The Mexican peso depreciated slightly on Tuesday, closing above the 20-per-dollar level for the second consecutive session as investors remain cautious ahead of the U.S. elections.
Market jitters reflect concerns over potential shifts in trade relations and tariffs if former President Donald Trump wins the election.
The exchange rate ended the day at 20.0845 pesos per dollar, compared to Monday’s close of 20.0317, according to official data from the Bank of Mexico (Banxico). This decline represents a loss of 5.28 cents, or 0.26%. During the session, the peso traded within a range, reaching a high of 20.0985 and a low of 19.9622. Meanwhile, the U.S. Dollar Index (DXY), which measures the greenback against six major currencies, edged up 0.01% to 104.32 points.
Investor sentiment remains fragile as Trump’s potential election win raises concerns over his protectionist policies. His rhetoric includes threats of tariffs on Mexican imports, renegotiating the USMCA trade agreement, and labeling organized crime in Mexico as terrorism, all of which could strain bilateral relations.
On the economic front, U.S. consumer confidence climbed in October to a nine-month high, according to The Conference Board, buoyed by improved perceptions of the labor market. This positive outlook supports expectations that the Federal Reserve may slow the pace of future rate cuts. CME Group’s FedWatch tool now indicates a 99% probability of a 25-basis-point rate cut in November.

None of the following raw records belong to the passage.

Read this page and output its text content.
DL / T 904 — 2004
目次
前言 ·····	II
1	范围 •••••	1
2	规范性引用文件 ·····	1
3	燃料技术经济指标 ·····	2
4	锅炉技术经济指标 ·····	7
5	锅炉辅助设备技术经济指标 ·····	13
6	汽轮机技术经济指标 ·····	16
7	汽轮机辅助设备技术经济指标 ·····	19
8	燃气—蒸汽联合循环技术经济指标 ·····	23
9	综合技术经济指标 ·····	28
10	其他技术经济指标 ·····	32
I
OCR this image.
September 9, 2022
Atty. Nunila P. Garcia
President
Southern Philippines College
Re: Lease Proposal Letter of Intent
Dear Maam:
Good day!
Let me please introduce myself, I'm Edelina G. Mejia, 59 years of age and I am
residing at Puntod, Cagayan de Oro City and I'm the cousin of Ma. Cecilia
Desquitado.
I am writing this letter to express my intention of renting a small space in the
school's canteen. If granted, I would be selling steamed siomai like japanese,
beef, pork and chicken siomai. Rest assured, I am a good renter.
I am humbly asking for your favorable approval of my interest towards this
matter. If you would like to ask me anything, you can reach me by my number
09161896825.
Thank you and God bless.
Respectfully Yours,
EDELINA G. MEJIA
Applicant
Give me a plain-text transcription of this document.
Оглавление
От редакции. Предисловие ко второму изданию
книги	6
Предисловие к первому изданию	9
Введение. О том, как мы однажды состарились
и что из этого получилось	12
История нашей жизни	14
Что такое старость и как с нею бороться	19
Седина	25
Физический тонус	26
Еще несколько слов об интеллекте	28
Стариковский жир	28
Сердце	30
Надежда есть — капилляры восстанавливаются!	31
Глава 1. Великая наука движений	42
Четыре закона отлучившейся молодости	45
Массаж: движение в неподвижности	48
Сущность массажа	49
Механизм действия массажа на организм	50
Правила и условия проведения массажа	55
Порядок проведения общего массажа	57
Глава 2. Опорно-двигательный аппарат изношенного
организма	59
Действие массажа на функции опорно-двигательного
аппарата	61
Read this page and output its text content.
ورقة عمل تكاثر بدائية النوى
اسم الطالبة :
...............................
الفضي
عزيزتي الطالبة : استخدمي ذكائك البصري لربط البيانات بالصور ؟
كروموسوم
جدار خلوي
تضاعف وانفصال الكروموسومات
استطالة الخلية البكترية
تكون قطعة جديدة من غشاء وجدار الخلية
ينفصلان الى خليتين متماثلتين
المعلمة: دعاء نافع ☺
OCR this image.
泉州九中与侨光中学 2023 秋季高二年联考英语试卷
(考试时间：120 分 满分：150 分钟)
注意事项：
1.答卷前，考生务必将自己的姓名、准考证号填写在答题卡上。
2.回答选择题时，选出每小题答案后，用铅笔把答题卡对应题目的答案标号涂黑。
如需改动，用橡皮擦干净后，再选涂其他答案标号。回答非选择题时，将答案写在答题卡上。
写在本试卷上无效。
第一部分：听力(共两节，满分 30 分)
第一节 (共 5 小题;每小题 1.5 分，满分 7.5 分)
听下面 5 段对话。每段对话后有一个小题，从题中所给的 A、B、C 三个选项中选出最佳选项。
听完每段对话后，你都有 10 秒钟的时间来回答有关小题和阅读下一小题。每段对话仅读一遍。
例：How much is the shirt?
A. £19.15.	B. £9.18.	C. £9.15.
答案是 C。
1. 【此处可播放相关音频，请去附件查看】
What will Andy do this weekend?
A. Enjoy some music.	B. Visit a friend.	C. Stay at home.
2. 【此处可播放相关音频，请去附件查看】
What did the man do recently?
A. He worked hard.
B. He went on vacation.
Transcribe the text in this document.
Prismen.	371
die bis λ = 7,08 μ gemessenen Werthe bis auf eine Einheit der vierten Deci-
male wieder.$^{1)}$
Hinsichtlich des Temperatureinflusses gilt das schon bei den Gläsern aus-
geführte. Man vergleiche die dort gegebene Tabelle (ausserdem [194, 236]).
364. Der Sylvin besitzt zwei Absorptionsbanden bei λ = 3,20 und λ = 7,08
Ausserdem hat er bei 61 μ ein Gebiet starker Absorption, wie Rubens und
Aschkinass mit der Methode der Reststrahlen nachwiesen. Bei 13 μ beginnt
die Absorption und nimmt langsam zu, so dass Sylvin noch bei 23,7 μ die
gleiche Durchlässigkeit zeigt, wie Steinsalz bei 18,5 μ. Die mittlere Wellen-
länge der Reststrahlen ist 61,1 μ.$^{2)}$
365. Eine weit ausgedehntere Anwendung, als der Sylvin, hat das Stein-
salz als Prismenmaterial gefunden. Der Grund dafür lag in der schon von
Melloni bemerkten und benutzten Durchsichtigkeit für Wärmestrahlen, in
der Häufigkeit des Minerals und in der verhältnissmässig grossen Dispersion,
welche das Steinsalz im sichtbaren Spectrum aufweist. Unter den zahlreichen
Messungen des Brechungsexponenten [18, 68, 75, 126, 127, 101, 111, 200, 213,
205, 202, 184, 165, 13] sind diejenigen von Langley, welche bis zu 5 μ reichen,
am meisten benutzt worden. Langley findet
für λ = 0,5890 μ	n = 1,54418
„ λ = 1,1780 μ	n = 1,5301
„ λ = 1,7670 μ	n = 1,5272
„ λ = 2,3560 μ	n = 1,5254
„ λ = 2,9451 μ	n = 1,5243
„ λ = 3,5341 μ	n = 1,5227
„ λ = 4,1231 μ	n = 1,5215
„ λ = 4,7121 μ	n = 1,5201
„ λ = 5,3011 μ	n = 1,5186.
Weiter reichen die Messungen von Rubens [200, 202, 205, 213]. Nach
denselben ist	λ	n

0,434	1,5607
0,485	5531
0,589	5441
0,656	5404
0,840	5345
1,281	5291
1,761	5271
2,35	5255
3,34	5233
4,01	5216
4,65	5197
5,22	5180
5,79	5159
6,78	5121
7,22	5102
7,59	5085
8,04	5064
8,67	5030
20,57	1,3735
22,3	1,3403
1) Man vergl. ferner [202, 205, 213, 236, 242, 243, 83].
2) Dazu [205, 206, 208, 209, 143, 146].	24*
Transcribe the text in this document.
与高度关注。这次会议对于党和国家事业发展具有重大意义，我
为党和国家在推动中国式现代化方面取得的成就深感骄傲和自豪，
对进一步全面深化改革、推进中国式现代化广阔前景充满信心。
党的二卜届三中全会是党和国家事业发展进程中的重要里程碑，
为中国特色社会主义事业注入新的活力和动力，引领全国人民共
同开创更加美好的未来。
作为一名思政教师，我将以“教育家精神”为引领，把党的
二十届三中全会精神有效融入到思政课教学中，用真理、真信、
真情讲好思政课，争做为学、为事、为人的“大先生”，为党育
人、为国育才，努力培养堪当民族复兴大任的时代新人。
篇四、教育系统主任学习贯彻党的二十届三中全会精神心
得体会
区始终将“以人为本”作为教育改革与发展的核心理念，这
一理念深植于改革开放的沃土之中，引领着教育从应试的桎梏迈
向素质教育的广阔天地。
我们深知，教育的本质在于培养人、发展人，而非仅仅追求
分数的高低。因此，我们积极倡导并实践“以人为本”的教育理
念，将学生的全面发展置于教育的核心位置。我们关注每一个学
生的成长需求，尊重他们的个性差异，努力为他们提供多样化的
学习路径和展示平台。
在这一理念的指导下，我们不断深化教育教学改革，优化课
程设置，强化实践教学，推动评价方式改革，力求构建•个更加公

Investors are now looking ahead to third-quarter GDP data for both the U.S. and Mexico, scheduled to be released tomorrow. These figures will provide crucial insights into the economic outlook and help shape expectations for interest rate policy. In particular, Mexico’s GDP report will offer a clearer picture of the country’s growth prospects for the remainder of the year.
The peso’s performance will remain volatile as market participants monitor economic data and political developments, with the U.S. elections on November 5 playing a pivotal role in shaping sentiment around the Mexican currency.